'Alívio' e 'guerreiro': as reações de políticos à saída de Weintraub

O ministro da Educação, Abraham Weintraub, anunciou na tarde desta quinta-feira (18) que deixou o cargo; anúncio foi feito em um vídeo, ao lado de Bolsonaro

Paula Mariane, da CNN, em São Paulo
18 de junho de 2020 às 17:30 | Atualizado 18 de junho de 2020 às 21:21
Ministro da Educação Abraham Weintraub, em foto de arquivo
Foto: Marcelo Camargo - 07.mai.2019/Agência Brasil

O ministro da Educação, Abraham Weintraub, anunciou na tarde desta quinta-feira (18) que deixou o cargo. Weintraub fez o anúncio em um vídeo publicado no seu canal no YouTube no qual aparece ao lado do presidente da República, Jair Bolsonaro (sem partido).

Ele disse que "nos próximos dias" passará o cargo para seu substituto, "interino ou definitivo". O mais cotado para chefiar o MEC vinha sendo o secretário nacional de alfabetização, Carlos Nadalim, mas Bolsonaro agora avalia o nome do atual secretário-executivo da pasta, Antonio Paulo Vogel.  

Após a divulgação do vídeo, parlamentares se manifestaram nas redes sociais sobre a saída de Weintraub da pasta. 

O presidente da Câmara, Rodrigo Maia (DEM-RJ), fez uma crítica direta à atuação do ministro.

"Estava muito ruim o Ministério da Educação. Esperamos que a gente possa ter alguém de fato comprometido com a educação e com o futuro das crianças", afirmou.

O ministro da Cidadania, Onyx Lorenzoni (DEM), desejou sucesso a Weintraub no Banco Mundial. "Sucesso na nova missão de representar o Brasil no Banco Mundial", declarou no Twitter. 

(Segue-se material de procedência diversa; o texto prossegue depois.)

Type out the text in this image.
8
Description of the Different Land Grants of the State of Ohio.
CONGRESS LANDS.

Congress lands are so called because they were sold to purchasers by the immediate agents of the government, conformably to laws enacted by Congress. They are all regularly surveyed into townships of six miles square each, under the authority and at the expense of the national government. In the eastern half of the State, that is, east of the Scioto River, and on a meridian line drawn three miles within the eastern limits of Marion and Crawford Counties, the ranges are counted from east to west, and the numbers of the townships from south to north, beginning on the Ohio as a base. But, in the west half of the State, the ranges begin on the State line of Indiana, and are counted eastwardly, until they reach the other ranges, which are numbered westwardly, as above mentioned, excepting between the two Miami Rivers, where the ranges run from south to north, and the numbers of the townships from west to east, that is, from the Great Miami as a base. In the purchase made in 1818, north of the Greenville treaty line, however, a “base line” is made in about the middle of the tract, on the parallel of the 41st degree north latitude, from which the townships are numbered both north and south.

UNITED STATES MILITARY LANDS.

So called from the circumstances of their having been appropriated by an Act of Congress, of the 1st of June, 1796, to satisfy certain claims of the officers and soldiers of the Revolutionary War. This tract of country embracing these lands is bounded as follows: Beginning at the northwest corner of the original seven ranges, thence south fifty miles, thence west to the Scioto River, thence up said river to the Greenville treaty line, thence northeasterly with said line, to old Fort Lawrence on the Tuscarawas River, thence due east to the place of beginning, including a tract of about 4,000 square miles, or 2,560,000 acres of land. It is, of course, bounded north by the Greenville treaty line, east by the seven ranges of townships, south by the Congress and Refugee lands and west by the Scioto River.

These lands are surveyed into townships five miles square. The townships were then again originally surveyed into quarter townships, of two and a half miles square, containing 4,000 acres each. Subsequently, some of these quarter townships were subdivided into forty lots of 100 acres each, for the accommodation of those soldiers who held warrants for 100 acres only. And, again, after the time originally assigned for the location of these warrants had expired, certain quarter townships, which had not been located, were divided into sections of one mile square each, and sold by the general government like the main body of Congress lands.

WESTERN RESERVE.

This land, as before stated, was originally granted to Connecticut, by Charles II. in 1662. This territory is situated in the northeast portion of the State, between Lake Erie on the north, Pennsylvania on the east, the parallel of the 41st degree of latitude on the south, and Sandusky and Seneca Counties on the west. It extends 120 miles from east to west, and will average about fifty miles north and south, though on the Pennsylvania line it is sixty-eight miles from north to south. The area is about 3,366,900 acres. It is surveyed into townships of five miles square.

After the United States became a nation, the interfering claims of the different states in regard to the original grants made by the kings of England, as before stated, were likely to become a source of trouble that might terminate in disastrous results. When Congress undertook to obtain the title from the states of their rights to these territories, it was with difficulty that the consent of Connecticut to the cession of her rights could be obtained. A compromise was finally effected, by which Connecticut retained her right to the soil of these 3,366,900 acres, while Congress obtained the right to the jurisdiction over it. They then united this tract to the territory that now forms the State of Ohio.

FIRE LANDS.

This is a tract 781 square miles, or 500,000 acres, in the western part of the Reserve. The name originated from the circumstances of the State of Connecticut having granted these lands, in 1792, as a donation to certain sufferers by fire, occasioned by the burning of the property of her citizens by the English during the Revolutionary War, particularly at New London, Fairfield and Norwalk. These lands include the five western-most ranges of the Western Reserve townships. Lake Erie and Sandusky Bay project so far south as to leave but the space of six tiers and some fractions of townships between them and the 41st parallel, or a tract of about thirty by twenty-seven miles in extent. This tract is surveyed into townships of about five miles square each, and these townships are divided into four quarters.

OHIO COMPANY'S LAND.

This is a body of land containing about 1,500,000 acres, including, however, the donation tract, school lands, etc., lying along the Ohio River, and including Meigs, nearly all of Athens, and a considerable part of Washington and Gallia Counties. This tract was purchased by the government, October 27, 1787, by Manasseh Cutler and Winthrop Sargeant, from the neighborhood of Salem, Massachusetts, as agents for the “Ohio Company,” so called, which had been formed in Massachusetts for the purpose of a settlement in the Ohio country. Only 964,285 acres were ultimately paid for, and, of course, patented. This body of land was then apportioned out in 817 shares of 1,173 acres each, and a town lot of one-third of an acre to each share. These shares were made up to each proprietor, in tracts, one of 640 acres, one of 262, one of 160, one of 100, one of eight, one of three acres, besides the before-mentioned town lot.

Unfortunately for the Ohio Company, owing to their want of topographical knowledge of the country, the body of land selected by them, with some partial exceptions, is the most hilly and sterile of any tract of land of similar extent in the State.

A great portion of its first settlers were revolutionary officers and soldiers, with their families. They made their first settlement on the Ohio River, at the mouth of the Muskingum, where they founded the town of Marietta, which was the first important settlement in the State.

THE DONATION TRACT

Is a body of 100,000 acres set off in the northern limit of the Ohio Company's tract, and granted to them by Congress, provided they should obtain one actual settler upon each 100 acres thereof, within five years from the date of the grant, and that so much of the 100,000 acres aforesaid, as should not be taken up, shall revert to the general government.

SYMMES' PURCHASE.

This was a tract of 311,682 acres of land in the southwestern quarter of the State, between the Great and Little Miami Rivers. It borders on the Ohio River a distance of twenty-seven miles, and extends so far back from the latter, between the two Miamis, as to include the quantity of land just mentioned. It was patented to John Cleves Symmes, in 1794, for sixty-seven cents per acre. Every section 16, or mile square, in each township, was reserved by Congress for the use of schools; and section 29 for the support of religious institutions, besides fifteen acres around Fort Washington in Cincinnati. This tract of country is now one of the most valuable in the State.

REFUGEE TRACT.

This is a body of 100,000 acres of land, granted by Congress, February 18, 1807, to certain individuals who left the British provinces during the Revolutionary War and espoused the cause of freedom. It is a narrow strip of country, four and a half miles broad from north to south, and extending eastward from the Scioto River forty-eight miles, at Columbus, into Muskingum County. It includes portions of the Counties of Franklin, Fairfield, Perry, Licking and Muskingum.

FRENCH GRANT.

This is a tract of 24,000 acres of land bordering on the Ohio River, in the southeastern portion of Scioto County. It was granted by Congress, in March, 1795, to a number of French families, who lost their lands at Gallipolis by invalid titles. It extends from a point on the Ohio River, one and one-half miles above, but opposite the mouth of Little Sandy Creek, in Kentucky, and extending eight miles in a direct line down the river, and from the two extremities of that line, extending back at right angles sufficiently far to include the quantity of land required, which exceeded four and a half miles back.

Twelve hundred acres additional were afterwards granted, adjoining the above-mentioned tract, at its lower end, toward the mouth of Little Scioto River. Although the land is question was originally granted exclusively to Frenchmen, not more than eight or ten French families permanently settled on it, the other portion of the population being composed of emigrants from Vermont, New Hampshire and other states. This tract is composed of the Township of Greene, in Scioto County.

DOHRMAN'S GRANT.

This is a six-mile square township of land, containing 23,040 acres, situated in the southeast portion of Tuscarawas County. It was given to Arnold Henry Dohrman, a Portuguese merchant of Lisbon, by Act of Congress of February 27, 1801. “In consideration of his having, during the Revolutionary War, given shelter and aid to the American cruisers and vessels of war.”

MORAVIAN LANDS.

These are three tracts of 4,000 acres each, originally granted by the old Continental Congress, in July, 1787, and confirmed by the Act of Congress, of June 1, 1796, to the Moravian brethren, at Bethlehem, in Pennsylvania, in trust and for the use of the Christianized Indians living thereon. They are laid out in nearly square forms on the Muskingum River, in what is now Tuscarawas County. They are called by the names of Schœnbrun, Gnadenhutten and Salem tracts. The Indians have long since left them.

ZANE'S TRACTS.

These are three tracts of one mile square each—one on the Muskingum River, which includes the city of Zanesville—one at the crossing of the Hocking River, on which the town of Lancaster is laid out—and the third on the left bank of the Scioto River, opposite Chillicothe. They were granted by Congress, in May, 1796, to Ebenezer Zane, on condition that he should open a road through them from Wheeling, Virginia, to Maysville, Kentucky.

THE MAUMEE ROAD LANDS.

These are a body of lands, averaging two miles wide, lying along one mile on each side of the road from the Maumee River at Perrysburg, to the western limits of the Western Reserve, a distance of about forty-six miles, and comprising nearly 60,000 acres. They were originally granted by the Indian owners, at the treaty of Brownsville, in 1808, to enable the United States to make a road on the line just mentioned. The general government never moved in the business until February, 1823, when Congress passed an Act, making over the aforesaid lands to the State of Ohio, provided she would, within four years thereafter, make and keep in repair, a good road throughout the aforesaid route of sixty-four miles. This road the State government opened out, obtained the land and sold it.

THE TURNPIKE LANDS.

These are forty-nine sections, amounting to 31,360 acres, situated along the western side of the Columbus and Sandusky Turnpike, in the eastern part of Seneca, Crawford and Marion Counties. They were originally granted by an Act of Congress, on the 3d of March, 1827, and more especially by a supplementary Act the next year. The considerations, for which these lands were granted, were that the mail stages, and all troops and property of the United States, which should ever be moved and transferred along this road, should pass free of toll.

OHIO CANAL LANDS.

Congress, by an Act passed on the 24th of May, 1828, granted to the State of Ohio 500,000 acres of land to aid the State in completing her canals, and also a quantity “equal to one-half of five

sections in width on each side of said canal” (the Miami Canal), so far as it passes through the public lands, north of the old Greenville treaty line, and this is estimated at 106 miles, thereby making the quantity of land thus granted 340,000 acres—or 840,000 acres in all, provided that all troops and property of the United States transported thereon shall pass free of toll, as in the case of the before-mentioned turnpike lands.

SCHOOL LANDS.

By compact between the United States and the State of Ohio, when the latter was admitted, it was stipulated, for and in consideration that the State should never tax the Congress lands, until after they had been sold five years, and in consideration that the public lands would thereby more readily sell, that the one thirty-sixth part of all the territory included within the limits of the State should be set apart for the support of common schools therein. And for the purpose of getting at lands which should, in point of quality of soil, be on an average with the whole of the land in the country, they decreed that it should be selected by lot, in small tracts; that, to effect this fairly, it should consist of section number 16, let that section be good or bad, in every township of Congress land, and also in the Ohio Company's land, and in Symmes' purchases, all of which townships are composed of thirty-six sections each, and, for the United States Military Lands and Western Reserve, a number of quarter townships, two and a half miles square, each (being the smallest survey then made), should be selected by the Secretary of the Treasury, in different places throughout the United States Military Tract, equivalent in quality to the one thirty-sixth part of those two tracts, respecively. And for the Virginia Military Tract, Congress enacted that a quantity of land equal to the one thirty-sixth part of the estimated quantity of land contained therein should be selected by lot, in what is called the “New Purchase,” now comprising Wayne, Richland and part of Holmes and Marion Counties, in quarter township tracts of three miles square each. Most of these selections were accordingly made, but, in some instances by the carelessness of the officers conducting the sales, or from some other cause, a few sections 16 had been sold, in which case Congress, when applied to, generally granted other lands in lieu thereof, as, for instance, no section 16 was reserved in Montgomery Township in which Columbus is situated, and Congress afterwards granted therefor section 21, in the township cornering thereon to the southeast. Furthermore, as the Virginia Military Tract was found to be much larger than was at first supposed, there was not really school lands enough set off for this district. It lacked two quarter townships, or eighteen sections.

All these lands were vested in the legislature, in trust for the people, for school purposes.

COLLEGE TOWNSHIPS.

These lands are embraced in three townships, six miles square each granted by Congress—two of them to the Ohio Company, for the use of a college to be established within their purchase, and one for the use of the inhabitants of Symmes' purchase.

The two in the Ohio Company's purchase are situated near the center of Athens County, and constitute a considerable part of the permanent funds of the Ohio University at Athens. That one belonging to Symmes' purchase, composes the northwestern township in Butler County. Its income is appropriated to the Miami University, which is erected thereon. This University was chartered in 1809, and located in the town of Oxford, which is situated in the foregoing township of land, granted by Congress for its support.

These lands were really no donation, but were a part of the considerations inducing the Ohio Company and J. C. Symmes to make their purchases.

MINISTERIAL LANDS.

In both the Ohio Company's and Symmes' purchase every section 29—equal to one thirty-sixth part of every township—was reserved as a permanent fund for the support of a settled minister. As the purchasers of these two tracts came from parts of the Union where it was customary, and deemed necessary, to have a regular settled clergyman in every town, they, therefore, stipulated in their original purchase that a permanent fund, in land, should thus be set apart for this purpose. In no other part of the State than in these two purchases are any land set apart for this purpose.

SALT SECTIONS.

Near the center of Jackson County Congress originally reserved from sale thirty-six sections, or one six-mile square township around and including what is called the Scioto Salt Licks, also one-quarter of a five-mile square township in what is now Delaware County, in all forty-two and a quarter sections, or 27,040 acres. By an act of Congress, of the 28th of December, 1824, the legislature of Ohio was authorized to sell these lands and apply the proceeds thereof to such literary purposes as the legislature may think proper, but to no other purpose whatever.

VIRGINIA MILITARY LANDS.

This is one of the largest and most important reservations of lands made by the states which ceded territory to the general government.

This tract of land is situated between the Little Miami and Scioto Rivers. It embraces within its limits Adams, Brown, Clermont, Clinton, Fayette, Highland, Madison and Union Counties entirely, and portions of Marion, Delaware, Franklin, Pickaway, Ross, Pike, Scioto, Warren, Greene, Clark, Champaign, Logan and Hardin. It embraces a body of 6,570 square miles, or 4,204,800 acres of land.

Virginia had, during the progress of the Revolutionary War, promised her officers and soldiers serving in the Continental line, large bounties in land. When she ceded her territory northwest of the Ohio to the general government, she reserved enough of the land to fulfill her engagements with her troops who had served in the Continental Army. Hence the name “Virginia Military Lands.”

O candidato à presidência nas eleições de 2018, Ciro Gomes, disse no Twitter que irá "pedir ao PDT para, nos tribunais, buscar desfazer seu último crime como ministro, que foi acabar as cotas para negros, índios e deficientes nas pós-graduações". 

Em uma nota conjunta, a União Nacional dos Estudantes (UNE), a União Brasileira de Estudantes Secundaristas (UBES) e Associação Nacional de Pós-Graduandos (ANPG) afirmaram que a saíde do ministro "é fruto da luta daqueles que não aceitam ataques à democracia e à constituição". 
 
"Seguiremos atentos à nomeação do próximo ministro e sabemos que se as mesmas ideias se mantiverem, a troca de representantes não significará uma melhora", escreveram.  

O líder do PSDB na Câmara dos Deputados, Carlos Sampaio, afirmou em nota que a permanência de Weintraub no Ministério da Educação "já vinho sendo questionada por vários segmentos da sociedade". Para Sampaio, Weintraub se manifestou de "forma ofensiva e inaceitável" em relação aos ministros do Supremo Tribunal Federal (STF). 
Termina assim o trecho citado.